Ron Millar is the coordinator of the Center for Freethought Equality and the Freethought Equality Fund PAC (political action committee). He has spent more than thirty years in the Washington, DC, area working for nonprofit education and advocacy groups, including serving as the associate director of the Secular Coalition for America (SCA) from 2005 to 2009. He has served on the board of SCA and the Secular Student Alliance, and is currently a board member of The Humanist Institute.

After being active in the secular movement for more than a decade, I finally took The Humanist Institute’s introductory course: The Humanist Life Stance. I have a strong appreciation for the in-person Humanist Studies Program, celebrant trainings, and the online KOHE courses offered by The Humanist Institute; I’m a member of its board of directors. However, even as a board member, taking an in-person, three-day course was not a high priority for me. When the introductory course was offered, I always had a competing obligation or the setting was not convenient. But, when the class was offered not only in the area I live, but also in the building where I worked, I was out of excuses and finally took the class.

I’m very glad I did.

The course’s reading list offered an in-depth background for the topics discussed (I recommend at least a month lead time to be able to complete the readings prior to the class), and Rev. Dr. David Breeden, senior minister of the First Unitarian Society of Minneapolis, was an excellent facilitator.

Class discussions were wide ranging and provided an engaging context in which to learn about humanism and the human experience. For example, we discussed E.O. Wilson’s proposition regarding the evolution of the conflict between individual-level selection (individuals competing with other individuals in the same group) and group-level selection (competition among groups). According to Wilson, this evolutionary process created a tension and balance between selfish behavior and altruistic behavior, which contributes to the sense of tribalism that now threatens our species.

This and dozens of other thoughtful discussion topics make the class engaging and intellectually rewarding.

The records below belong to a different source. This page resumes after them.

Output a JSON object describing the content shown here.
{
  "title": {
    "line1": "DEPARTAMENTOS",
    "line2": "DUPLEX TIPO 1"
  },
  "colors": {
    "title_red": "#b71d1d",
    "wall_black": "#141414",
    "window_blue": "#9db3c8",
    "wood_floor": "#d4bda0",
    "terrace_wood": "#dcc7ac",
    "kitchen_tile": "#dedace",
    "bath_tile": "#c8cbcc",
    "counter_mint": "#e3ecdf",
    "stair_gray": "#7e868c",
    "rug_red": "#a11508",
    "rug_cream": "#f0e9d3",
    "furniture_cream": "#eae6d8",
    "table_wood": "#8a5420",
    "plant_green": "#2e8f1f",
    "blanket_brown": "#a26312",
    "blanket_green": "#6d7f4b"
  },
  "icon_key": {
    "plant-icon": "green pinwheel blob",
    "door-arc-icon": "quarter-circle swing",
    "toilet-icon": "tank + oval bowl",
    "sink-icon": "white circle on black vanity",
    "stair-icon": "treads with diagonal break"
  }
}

The course also examines human nature by looking at humanity’s psychological and social qualities, engages philosophical perspectives from Aurelius to Rousseau to Sartre, and explores the development of humanism into the broad movement it is today.

I also found the class personally rewarding. Not only did I learn about the history and issues of humanism, but I also met a group of interesting, engaging people. The small class size created an intimate setting and the topics evoked challenging group discussions that helped us understand the secular movement leaders, and ourselves as emerging leaders.

If you’ve been thinking about taking a Humanist Institute class, but, like me, have been putting it off, I urge you to overcome the obstacles and register for the pre-requisite Course 101.

Following the introductory course, you can choose among eight other courses to expand your understanding of humanism, develop skills for advancing the secular movement, and build a strong network for your personal advancement. The classes offered are: Humanist Values and Principles; Humanism in Relation to World Religions; Critical Thinking, Knowledge, and Truth; Physical and Life Sciences; Social Science; Contemporary Culture; Leadership Theory and Practice; and Aesthetics & Celebrations.